Military leaders in Burkina Faso , Gabon , Mali , Niger carried out popular coups, replacing Western proxies and seeking to strengthen relations with Russia and China. In Africa they want projects for sustainable development and assistance without additional conditions, which the United States and the European Union are not ready to offer. They are closer to the “big brother” approach and using aid as a foreign policy tool.
Interestingly, Russian President Vladimir Putin and his Chinese counterpart, President Xi Jinping, skipped the G20 Summit in India. Putin sent his Foreign Minister Sergei Lavrov, while Chinese Prime Minister Li Qiang represented Xi.
Notably, Xi attended the 15th BRICS summit in Johannesburg in August. Putin expressed interest in attending the same summit but later withdrew out of concerns that the West might use his presence in the face of the International Criminal Court (ICC) arrest warrant to sabotage and create a crisis around the watershed gathering due to discuss BRICS expansion.
This suggests that Putin and Xi regard BRICS as far more crucial for them than the G20, which brings together the biggest economies in the West and the Global South. They would rather focus on BRICS than waste their time on the G20, which currently offers very little strategic value to their countries.

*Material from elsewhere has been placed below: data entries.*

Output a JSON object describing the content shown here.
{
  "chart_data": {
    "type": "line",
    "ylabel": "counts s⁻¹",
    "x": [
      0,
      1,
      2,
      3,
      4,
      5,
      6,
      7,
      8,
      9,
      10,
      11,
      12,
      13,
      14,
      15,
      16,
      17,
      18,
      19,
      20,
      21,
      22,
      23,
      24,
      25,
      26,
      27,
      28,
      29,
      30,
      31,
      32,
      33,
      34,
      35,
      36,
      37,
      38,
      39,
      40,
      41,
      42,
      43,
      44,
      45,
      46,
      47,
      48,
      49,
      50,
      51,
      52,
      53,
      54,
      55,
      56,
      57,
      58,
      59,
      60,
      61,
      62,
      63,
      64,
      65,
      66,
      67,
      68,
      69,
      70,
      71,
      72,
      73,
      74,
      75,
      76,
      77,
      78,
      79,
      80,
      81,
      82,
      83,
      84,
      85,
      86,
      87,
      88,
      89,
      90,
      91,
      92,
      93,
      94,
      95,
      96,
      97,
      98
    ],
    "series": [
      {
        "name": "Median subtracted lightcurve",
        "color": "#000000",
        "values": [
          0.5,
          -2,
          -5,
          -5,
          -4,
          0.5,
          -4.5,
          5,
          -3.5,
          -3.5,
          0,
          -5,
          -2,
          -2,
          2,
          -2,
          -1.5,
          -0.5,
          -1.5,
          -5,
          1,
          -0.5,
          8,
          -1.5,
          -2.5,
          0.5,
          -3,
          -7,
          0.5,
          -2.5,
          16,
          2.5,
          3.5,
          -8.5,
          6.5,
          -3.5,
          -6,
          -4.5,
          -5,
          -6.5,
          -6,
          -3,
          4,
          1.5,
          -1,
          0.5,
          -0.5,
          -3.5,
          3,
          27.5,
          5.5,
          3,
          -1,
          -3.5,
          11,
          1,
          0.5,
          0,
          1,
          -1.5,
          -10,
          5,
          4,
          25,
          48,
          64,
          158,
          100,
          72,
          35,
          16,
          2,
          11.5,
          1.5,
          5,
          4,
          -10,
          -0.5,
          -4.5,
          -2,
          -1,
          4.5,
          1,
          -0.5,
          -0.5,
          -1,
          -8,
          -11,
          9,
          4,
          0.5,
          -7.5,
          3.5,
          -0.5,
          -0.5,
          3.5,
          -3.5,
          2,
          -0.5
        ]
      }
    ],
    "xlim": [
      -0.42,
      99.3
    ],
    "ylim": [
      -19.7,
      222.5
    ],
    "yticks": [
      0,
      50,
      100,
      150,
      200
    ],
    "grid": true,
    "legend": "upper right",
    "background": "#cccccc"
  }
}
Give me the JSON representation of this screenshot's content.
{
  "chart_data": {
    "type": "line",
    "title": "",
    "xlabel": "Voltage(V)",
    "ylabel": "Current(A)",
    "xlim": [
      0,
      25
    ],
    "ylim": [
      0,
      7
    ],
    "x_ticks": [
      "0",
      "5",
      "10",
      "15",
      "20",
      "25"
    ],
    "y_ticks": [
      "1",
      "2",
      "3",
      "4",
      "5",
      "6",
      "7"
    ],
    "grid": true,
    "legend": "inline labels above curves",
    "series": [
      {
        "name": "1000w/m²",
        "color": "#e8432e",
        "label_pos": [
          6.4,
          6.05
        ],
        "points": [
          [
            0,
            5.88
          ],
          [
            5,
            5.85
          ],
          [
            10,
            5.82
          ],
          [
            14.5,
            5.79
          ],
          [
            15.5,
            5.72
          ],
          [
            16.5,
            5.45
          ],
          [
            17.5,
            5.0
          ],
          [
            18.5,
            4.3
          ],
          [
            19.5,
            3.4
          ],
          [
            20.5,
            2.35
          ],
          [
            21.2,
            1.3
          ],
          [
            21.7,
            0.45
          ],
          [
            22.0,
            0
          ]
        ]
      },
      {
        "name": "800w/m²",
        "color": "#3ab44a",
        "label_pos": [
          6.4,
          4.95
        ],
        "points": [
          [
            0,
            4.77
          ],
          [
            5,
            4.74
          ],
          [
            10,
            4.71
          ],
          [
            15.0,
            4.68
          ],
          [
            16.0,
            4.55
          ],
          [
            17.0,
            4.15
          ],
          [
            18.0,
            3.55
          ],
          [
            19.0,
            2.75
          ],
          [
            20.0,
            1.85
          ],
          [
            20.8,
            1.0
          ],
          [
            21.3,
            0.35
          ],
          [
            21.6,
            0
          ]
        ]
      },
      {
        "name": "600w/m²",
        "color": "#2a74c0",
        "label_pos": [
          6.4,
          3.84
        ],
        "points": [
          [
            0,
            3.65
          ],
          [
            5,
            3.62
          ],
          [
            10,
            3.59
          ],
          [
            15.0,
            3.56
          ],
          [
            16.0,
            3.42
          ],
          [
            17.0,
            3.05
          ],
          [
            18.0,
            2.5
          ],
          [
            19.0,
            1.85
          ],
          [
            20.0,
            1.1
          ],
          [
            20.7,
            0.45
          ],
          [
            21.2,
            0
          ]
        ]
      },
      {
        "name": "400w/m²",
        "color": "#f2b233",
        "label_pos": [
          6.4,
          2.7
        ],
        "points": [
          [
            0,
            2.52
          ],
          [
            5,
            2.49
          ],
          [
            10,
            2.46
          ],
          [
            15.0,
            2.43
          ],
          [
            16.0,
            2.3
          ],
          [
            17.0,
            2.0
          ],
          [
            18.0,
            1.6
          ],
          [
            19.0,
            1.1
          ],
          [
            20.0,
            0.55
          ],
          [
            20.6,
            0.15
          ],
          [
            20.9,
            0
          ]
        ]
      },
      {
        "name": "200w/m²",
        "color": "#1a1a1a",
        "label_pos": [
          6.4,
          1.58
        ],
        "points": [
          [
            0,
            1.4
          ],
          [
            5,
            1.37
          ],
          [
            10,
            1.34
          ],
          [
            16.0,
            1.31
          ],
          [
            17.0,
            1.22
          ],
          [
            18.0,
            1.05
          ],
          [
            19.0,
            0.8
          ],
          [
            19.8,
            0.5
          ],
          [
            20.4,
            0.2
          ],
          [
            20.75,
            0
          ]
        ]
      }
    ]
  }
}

Notably, their snubbing of the G20 is also a sign that Russia and China are decoupling from the West, which has either sanctioned or imposed trade barriers on them. Xi and Putin are clearly looking beyond the West already. After Xi visited Moscow earlier this year, Putin returned the favour by visiting Beijing in October.
The G20 becomes irrelevant to the United Nations as the new world order unfolds. No wonder the 2023 summit ended up being nothing more than a catch-up session and a photo opportunity for the G20 leaders who attended.
Mahasha Rampedi is editor-in-chief of African Times in Johannesburg, South Africa.